Cloud platforms can store and manage electronic health records, making patient information accessible to authorised healthcare professionals across different institutions.

Telemedicine

Cloud computing supports telemedicine by enabling remote consultations, real-time data sharing, and continuous patient monitoring.

Biomedical research and genomics

Modern biomedical research produces very large datasets. For example, sequencing experiments such as RNA-seq or whole-genome sequencing can generate gigabytes or terabytes of data. Cloud platforms allow researchers to run computational workflows without downloading all the data locally.

Real-world example: Terra

A real example of a biomedical cloud platform is Terra, developed by the Broad Institute in collaboration with Google Cloud and Microsoft.

Terra is designed for large-scale biomedical and genomic data analysis. It allows researchers to:

  • store large biomedical datasets,
  • run reproducible workflows,
  • analyse genomic and clinical data,
  • collaborate with other researchers,
  • scale computational resources depending on the analysis.

Why Terra is useful

Instead of moving massive datasets to a local computer, Terra follows the idea of bringing computation to the data.
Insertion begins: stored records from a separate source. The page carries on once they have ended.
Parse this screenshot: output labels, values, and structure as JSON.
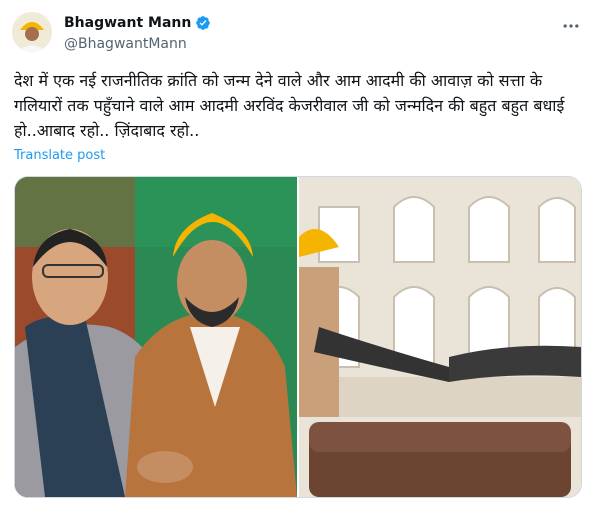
{
  "author": {
    "display_name": "Bhagwant Mann",
    "handle": "@BhagwantMann"
  },
  "tweet": {
    "text": "देश में एक नई राजनीतिक क्रांति को जन्म देने वाले और आम आदमी की आवाज़ को सत्ता के गलियारों तक पहुँचाने वाले आम आदमी अरविंद केजरीवाल जी को जन्मदिन की बहुत बहुत बधाई हो..आबाद रहो.. ज़िंदाबाद रहो..",
    "translate_label": "Translate post"
  },
  "icons": {
    "more": "more-icon",
    "verified": "verified-badge-icon"
  },
  "colors": {
    "link": "#1d9bf0",
    "secondary_text": "#536471",
    "verified": "#1d9bf0"
  }
}
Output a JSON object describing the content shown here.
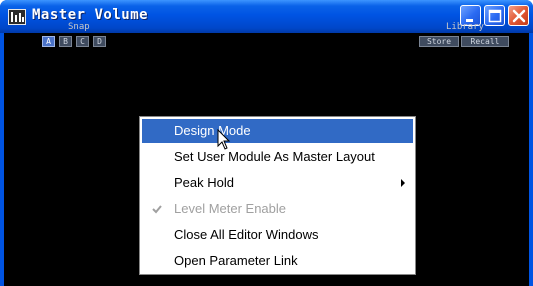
{
  "window": {
    "title": "Master Volume",
    "app_icon": "app-icon",
    "controls": [
      "minimize-icon",
      "maximize-icon",
      "close-icon"
    ]
  },
  "snap": {
    "label": "Snap",
    "buttons": [
      "A",
      "B",
      "C",
      "D"
    ],
    "active": "A"
  },
  "library": {
    "label": "Library",
    "store_label": "Store",
    "recall_label": "Recall"
  },
  "context_menu": {
    "items": [
      {
        "label": "Design Mode",
        "highlighted": true
      },
      {
        "label": "Set User Module As Master Layout"
      },
      {
        "label": "Peak Hold",
        "submenu": true
      },
      {
        "label": "Level Meter Enable",
        "checked": true,
        "disabled": true
      },
      {
        "label": "Close All Editor Windows"
      },
      {
        "label": "Open Parameter Link"
      }
    ]
  },
  "colors": {
    "titlebar": "#0054e3",
    "background": "#000000",
    "highlight": "#316ac5",
    "close_button": "#e25a36"
  }
}
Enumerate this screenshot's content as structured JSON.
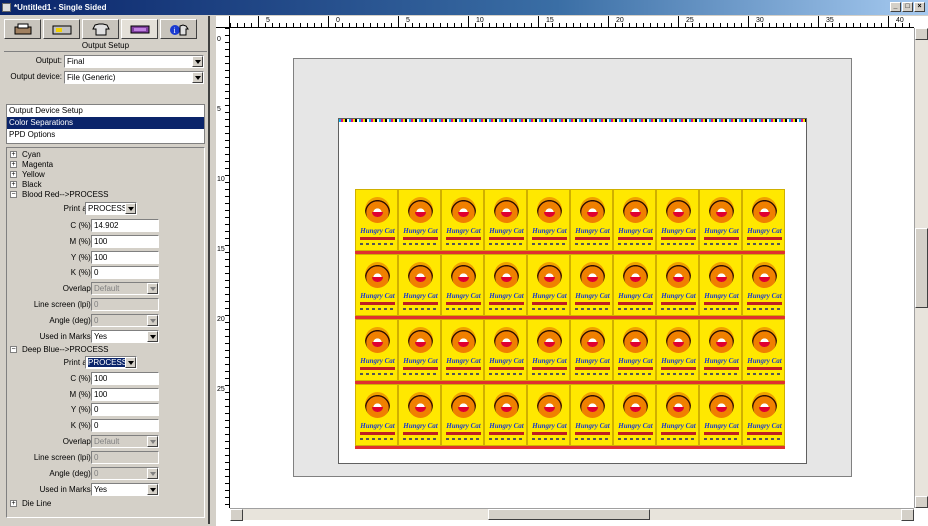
{
  "window": {
    "title": "*Untitled1 - Single Sided",
    "minimize_glyph": "_",
    "maximize_glyph": "□",
    "close_glyph": "×"
  },
  "tabs": [
    {
      "name": "tab-job",
      "icon": "printer-icon"
    },
    {
      "name": "tab-layout",
      "icon": "layout-icon"
    },
    {
      "name": "tab-output",
      "icon": "shirt-icon"
    },
    {
      "name": "tab-marks",
      "icon": "marks-icon"
    },
    {
      "name": "tab-info",
      "icon": "info-icon"
    }
  ],
  "output_setup": {
    "title": "Output Setup",
    "output_label": "Output:",
    "output_value": "Final",
    "device_label": "Output device:",
    "device_value": "File (Generic)",
    "options": [
      "Output Device Setup",
      "Color Separations",
      "PPD Options"
    ],
    "selected_option": "Color Separations"
  },
  "separations": {
    "tree": [
      "Cyan",
      "Magenta",
      "Yellow",
      "Black"
    ],
    "tree_glyph": "+",
    "blood_red": {
      "title": "Blood Red-->PROCESS",
      "print_as_label": "Print as:",
      "print_as": "PROCESS",
      "c_label": "C (%):",
      "c": "14.902",
      "m_label": "M (%):",
      "m": "100",
      "y_label": "Y (%):",
      "y": "100",
      "k_label": "K (%):",
      "k": "0",
      "overlap_label": "Overlap:",
      "overlap": "Default",
      "lpi_label": "Line screen (lpi):",
      "lpi": "0",
      "angle_label": "Angle (deg):",
      "angle": "0",
      "marks_label": "Used in Marks:",
      "marks": "Yes"
    },
    "deep_blue": {
      "title": "Deep Blue-->PROCESS",
      "print_as_label": "Print as:",
      "print_as": "PROCESS",
      "c_label": "C (%):",
      "c": "100",
      "m_label": "M (%):",
      "m": "100",
      "y_label": "Y (%):",
      "y": "0",
      "k_label": "K (%):",
      "k": "0",
      "overlap_label": "Overlap:",
      "overlap": "Default",
      "lpi_label": "Line screen (lpi):",
      "lpi": "0",
      "angle_label": "Angle (deg):",
      "angle": "0",
      "marks_label": "Used in Marks:",
      "marks": "Yes"
    },
    "die_line": "Die Line"
  },
  "ruler": {
    "h_labels": [
      "5",
      "0",
      "5",
      "10",
      "15",
      "20",
      "25",
      "30",
      "35",
      "40"
    ],
    "v_labels": [
      "0",
      "5",
      "10",
      "15",
      "20",
      "25"
    ]
  },
  "label_art": {
    "brand": "Hungry Cat"
  },
  "colors": {
    "selection": "#0a246a",
    "label_yellow": "#ffe800",
    "brand_blue": "#1a3ad0",
    "strip_red": "#e03030"
  }
}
This is very useful in genomics, where datasets are often too large to download and process locally.

For example, a researcher could use Terra to run a variant calling or RNA-seq workflow directly in the cloud.
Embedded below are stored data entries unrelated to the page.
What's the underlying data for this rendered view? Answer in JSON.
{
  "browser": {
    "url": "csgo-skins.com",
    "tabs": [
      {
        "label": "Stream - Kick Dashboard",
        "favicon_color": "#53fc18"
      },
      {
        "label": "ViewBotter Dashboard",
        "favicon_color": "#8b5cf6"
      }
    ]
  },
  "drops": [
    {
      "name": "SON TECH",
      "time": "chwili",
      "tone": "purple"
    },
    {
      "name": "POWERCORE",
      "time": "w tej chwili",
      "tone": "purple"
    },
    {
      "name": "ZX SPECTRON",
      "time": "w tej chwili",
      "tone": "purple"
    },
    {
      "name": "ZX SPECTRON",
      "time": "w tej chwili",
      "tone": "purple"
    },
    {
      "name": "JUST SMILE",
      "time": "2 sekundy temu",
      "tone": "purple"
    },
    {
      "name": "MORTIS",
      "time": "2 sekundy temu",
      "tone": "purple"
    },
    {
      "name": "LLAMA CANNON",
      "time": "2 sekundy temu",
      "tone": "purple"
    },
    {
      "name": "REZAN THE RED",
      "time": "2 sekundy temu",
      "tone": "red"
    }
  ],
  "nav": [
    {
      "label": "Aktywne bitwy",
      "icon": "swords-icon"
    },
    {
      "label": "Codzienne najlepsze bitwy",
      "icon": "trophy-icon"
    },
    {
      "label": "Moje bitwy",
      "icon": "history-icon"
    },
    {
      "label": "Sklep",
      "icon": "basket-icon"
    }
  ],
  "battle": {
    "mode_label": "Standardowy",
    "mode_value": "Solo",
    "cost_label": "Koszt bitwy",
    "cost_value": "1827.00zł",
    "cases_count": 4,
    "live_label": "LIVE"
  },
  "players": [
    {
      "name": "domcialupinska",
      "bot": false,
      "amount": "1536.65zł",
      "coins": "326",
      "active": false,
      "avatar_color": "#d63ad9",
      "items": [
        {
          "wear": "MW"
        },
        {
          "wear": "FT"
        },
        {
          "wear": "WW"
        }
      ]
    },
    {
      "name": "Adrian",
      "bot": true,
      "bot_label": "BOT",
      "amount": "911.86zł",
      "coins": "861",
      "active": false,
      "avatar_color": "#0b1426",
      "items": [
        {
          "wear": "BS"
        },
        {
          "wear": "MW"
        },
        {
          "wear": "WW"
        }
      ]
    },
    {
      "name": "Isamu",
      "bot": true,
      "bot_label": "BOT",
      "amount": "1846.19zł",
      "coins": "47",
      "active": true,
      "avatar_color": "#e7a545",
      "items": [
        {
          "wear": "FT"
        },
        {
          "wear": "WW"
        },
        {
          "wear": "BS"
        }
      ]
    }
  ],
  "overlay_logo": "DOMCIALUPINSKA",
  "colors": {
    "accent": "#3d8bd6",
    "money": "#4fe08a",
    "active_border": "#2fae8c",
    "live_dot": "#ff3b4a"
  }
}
# Example idea of a cloud-based workflow
Upload sequencing data → Select workflow → Run analysis in the cloud → Download results

This approach reflects distributed computing principles, where computations are performed across multiple remote machines.


Advantages of Cloud Computing in Healthcare

Advantage Explanation
Scalability Resources can scale depending on demand
Cost Efficiency No need for expensive local infrastructure
Collaboration Easy sharing of data and workflows
Performance Access to powerful computing resources
Accessibility Data can be accessed from anywhere

Challenges and Limitations

Data Security and Privacy

Healthcare data is sensitive and must comply with regulations such as GDPR.
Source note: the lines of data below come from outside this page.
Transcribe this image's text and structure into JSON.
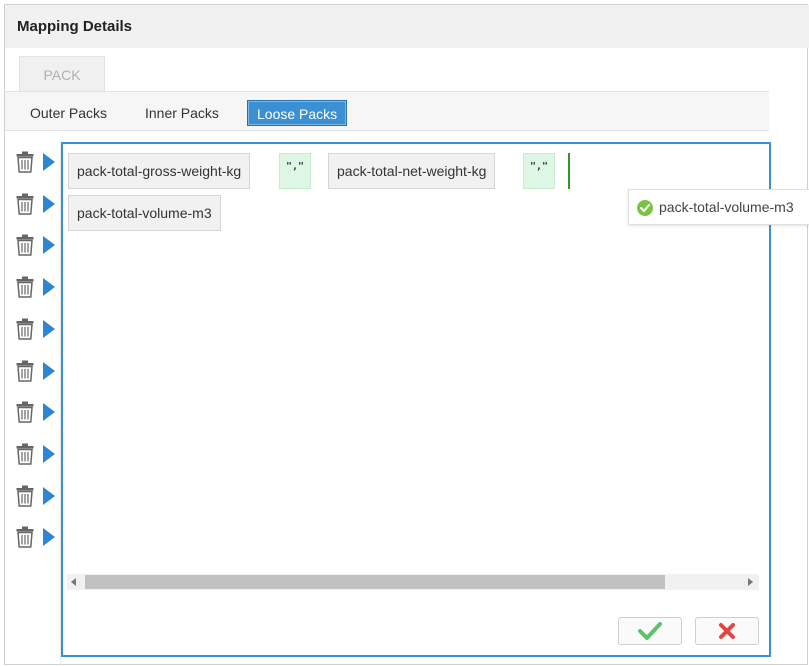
{
  "header": {
    "title": "Mapping Details"
  },
  "pack_tab": {
    "label": "PACK"
  },
  "subtabs": [
    {
      "label": "Outer Packs",
      "active": false
    },
    {
      "label": "Inner Packs",
      "active": false
    },
    {
      "label": "Loose Packs",
      "active": true
    }
  ],
  "rows_count": 10,
  "fields": {
    "row1": [
      {
        "type": "field",
        "text": "pack-total-gross-weight-kg"
      },
      {
        "type": "delimiter",
        "text": "\",\""
      },
      {
        "type": "field",
        "text": "pack-total-net-weight-kg"
      },
      {
        "type": "delimiter",
        "text": "\",\""
      }
    ],
    "row2": [
      {
        "type": "field",
        "text": "pack-total-volume-m3"
      }
    ]
  },
  "tooltip": {
    "text": "pack-total-volume-m3",
    "icon": "check-circle-icon"
  },
  "actions": {
    "confirm_icon": "check-icon",
    "cancel_icon": "close-icon"
  },
  "colors": {
    "accent": "#3b8fd3",
    "confirm": "#5cc36a",
    "cancel": "#e54540",
    "delimiter_bg": "#ddf7e4"
  }
}
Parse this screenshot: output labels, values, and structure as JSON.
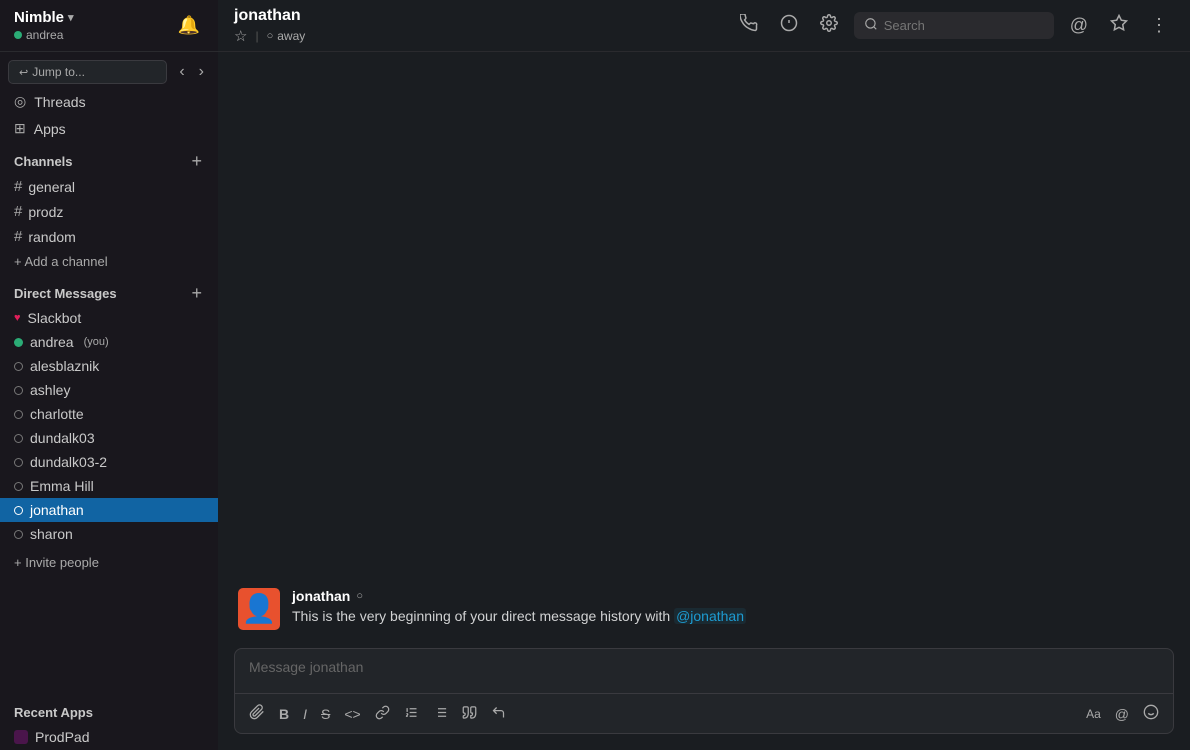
{
  "workspace": {
    "name": "Nimble",
    "user": "andrea",
    "status_dot": "green"
  },
  "sidebar": {
    "jump_to_label": "Jump to...",
    "threads_label": "Threads",
    "apps_label": "Apps",
    "channels_section_label": "Channels",
    "channels": [
      {
        "name": "general"
      },
      {
        "name": "prodz"
      },
      {
        "name": "random"
      }
    ],
    "add_channel_label": "+ Add a channel",
    "dm_section_label": "Direct Messages",
    "dms": [
      {
        "name": "Slackbot",
        "status": "heart"
      },
      {
        "name": "andrea",
        "you": true,
        "status": "green"
      },
      {
        "name": "alesblaznik",
        "status": "hollow"
      },
      {
        "name": "ashley",
        "status": "hollow"
      },
      {
        "name": "charlotte",
        "status": "hollow"
      },
      {
        "name": "dundalk03",
        "status": "hollow"
      },
      {
        "name": "dundalk03-2",
        "status": "hollow"
      },
      {
        "name": "Emma Hill",
        "status": "hollow"
      },
      {
        "name": "jonathan",
        "status": "hollow",
        "active": true
      },
      {
        "name": "sharon",
        "status": "hollow"
      }
    ],
    "invite_people_label": "+ Invite people",
    "recent_apps_label": "Recent Apps",
    "recent_apps": [
      {
        "name": "ProdPad"
      }
    ]
  },
  "header": {
    "user_name": "jonathan",
    "status_label": "away",
    "star_label": "★",
    "search_placeholder": "Search"
  },
  "chat": {
    "sender_name": "jonathan",
    "sender_status": "○",
    "history_text": "This is the very beginning of your direct message history with",
    "mention": "@jonathan"
  },
  "composer": {
    "placeholder": "Message jonathan",
    "toolbar": {
      "attach": "📎",
      "bold": "B",
      "italic": "I",
      "strikethrough": "S",
      "code": "<>",
      "link": "🔗",
      "ordered_list": "≡",
      "unordered_list": "≡",
      "blockquote": "❝",
      "more": "↩",
      "text_format": "Aa",
      "mention": "@",
      "emoji": "☺"
    }
  },
  "icons": {
    "bell": "🔔",
    "chevron": "▾",
    "back_arrow": "‹",
    "forward_arrow": "›",
    "info": "ℹ",
    "settings": "⚙",
    "at": "@",
    "star": "☆",
    "more": "⋮",
    "phone": "📞",
    "plus": "+"
  }
}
Cross-border data sharing raises issues related to governance and ethical use.

Technical Integration

Migrating from existing systems to cloud infrastructure can be complex.

Warning: Cloud computing requires careful planning to ensure data security, cost control, and compliance with regulations.


Connection with HPC and Distributed Computing

Cloud computing is closely related to high-performance and distributed computing:

  • Workloads are distributed across multiple servers
  • Resources are allocated dynamically (elastic computing)
  • Large-scale analyses can run in parallel

Unlike traditional HPC clusters, cloud platforms provide more flexibility and accessibility.


Conclusion

Cloud computing is transforming healthcare and biomedical science by enabling scalable, efficient, and collaborative data analysis.

The study by Sachdeva et al. (2024) highlights its importance in modern healthcare systems, while platforms like Terra demonstrate its real-world application in biomedical research.

As biomedical data continues to grow, cloud computing will become increasingly important for enabling innovation in healthcare, genomics, and data-driven medicine.


References

  1. Sachdeva, S., et al. (2024). Unraveling the role of cloud computing in health care system and biomedical sciences. Heliyon.
    https://pmc.ncbi.nlm.nih.gov/articles/PMC11004887/

  2. Terra Platform.
    https://terra.bio/

  3. Google Cloud – Healthcare & Life Sciences.
    https://cloud.google.com/solutions/healthcare-life-sciences

  4. Microsoft Azure for Healthcare.